Gregor Abel

Personal information
- Date of birth: 9 April 1949 (age 76)
- Position(s): Defender

Youth career
- Bo'ness United

Senior career*
- Years: Team / Apps / (Gls)
- 1969–1972: Falkirk / 70 / (0)
- 1972–1980: Clydebank / 235 / (0)
- 1980–1981: Alloa Athletic / 25 / (0)
- Total:  / 330 / (0)

Managerial career
- 1983–1984: Falkirk
- 1987–1990: Alloa Athletic

= Gregor Abel =

Scottish footballer and manager

Gregor Abel (born 9 April 1949) is a Scottish former football player and manager. Abel played for Falkirk, Clydebank and Alloa Athletic.
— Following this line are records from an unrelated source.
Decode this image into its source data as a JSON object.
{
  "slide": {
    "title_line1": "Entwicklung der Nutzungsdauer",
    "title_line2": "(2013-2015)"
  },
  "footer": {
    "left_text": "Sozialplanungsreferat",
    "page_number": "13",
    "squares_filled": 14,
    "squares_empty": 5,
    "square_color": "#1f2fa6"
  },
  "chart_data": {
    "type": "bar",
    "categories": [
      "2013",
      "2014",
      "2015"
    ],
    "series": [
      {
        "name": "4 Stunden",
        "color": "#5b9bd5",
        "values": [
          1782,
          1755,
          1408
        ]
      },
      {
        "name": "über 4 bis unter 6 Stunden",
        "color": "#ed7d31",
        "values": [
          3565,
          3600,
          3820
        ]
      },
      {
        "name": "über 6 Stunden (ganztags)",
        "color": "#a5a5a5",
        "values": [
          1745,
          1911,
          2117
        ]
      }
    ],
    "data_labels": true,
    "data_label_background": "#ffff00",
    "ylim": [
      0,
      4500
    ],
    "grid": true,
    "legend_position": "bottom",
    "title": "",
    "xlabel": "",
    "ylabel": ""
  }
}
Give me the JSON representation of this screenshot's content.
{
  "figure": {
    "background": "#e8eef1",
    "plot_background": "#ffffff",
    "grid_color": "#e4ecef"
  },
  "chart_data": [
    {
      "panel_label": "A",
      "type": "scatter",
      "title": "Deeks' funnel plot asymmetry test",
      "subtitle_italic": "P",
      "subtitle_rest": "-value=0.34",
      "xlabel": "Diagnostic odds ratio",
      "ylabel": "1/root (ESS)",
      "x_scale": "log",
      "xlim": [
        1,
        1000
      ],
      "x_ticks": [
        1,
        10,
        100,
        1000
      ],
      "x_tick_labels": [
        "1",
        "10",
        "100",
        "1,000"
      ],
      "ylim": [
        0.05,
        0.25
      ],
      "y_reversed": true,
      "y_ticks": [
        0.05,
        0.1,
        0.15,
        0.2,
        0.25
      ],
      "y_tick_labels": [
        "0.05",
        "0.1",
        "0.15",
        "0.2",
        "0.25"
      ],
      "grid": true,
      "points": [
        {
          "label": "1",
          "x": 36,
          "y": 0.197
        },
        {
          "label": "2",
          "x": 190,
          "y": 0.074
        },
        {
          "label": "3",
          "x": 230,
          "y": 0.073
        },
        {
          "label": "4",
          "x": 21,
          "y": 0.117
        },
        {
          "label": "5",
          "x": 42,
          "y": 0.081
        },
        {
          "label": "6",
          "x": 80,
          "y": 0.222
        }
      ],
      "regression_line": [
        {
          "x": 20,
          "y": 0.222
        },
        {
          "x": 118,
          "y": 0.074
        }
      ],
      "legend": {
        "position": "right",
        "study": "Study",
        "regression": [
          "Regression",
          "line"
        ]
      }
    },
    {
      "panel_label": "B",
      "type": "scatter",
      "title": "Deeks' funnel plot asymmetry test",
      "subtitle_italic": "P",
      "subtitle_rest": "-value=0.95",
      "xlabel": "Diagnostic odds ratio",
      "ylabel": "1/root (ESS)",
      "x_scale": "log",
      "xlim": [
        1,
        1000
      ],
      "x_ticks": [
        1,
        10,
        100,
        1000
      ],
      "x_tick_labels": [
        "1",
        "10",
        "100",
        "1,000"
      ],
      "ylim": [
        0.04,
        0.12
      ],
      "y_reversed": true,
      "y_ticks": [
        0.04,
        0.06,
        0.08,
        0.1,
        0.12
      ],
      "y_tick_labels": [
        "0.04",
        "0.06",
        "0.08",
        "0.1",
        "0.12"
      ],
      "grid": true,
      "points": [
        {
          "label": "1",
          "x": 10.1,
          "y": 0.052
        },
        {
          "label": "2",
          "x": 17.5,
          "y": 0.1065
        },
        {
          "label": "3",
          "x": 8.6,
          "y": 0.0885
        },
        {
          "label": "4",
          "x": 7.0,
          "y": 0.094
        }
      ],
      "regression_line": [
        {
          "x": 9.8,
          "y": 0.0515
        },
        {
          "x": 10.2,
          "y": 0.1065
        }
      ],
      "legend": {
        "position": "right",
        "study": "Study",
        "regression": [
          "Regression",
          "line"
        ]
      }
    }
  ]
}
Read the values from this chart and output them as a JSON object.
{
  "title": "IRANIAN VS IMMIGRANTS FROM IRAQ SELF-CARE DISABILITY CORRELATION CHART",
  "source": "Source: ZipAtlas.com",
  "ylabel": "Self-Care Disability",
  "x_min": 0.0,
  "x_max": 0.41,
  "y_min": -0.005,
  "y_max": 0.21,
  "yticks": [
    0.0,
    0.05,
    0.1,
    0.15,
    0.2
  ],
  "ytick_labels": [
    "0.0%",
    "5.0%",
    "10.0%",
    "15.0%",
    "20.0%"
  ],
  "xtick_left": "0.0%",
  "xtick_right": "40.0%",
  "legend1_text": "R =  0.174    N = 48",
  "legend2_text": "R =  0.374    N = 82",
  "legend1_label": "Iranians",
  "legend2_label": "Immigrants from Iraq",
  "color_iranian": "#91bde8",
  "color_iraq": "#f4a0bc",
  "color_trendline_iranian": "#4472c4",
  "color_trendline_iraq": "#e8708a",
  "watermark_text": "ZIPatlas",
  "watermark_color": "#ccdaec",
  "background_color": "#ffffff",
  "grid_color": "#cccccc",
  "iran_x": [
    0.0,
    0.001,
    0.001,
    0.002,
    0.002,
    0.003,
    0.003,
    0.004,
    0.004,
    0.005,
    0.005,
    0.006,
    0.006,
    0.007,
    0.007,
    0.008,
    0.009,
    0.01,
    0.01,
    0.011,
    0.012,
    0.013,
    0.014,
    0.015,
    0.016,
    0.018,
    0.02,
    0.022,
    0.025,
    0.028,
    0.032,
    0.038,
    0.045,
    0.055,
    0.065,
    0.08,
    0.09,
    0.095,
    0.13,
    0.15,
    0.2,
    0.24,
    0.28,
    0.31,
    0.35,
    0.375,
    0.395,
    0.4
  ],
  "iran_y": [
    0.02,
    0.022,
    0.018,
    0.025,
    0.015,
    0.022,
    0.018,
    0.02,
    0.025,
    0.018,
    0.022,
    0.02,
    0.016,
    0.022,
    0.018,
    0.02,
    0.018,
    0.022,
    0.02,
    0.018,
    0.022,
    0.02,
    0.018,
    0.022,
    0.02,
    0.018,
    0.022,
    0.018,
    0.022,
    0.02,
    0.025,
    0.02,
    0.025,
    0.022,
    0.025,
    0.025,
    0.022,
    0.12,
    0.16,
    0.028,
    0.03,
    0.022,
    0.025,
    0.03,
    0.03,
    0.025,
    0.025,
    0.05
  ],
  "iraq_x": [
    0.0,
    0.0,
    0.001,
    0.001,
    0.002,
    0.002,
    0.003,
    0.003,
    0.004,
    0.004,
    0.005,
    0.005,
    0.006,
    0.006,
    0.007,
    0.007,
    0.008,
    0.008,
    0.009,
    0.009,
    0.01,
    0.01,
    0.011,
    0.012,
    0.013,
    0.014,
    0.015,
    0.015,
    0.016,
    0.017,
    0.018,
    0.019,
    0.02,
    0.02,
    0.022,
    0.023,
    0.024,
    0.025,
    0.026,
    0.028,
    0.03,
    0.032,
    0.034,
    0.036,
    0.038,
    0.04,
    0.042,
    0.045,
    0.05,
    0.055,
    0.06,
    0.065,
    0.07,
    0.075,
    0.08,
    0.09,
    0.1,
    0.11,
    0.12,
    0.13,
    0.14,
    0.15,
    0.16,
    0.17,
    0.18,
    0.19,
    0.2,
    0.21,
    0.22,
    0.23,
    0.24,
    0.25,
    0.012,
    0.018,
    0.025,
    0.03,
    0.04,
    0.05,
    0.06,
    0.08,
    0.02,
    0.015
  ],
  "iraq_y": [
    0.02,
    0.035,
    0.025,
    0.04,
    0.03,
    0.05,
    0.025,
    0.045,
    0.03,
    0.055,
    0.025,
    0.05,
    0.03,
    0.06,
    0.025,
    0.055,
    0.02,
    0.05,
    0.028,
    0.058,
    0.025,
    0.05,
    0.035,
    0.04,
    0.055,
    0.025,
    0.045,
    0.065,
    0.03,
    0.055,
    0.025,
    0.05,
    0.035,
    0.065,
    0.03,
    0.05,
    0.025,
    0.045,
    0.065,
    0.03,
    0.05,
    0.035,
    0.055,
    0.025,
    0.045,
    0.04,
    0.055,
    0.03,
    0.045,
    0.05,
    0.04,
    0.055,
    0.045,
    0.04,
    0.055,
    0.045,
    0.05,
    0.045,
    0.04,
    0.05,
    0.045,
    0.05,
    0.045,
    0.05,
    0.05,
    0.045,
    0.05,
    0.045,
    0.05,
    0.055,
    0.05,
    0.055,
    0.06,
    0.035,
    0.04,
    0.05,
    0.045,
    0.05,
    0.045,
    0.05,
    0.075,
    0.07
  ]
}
After retiring as a player, he became a coach at Alloa Athletic and then Falkirk, assisting Alex Totten. Abel was appointed Falkirk manager in November 1983, after Totten left the club to become assistant manager of Rangers. He resigned in February 1984 due to the pressures of combining that job with working as a schoolteacher. Abel assisted Jim Leishman as Dunfermline Athletic rose from the Scottish Second Division to the Scottish Premier Division with successive promotions in 1985–86 and 1986–87. Abel left Dunfermline in July 1987 after the club converted to fully professional status, however, because he wanted to retain part-time status and continue his teaching career.

After leaving Dunfermline, Abel became assistant manager of Forfar Athletic. Later that year, Abel was appointed manager of Alloa Athletic. The club won a promotion under his management and reached the quarter-finals of the 1988–89 Scottish Cup. Abel was sacked by Alloa Athletic in February 1990 as the club struggled in the Scottish First Division, having won promotion the season before.

Abel then worked as a reserve team and youth coach for Aberdeen for eight years. He then had five years with Rangers as a youth coach. He continued to teach at Alva Academy until his retirement in 2006.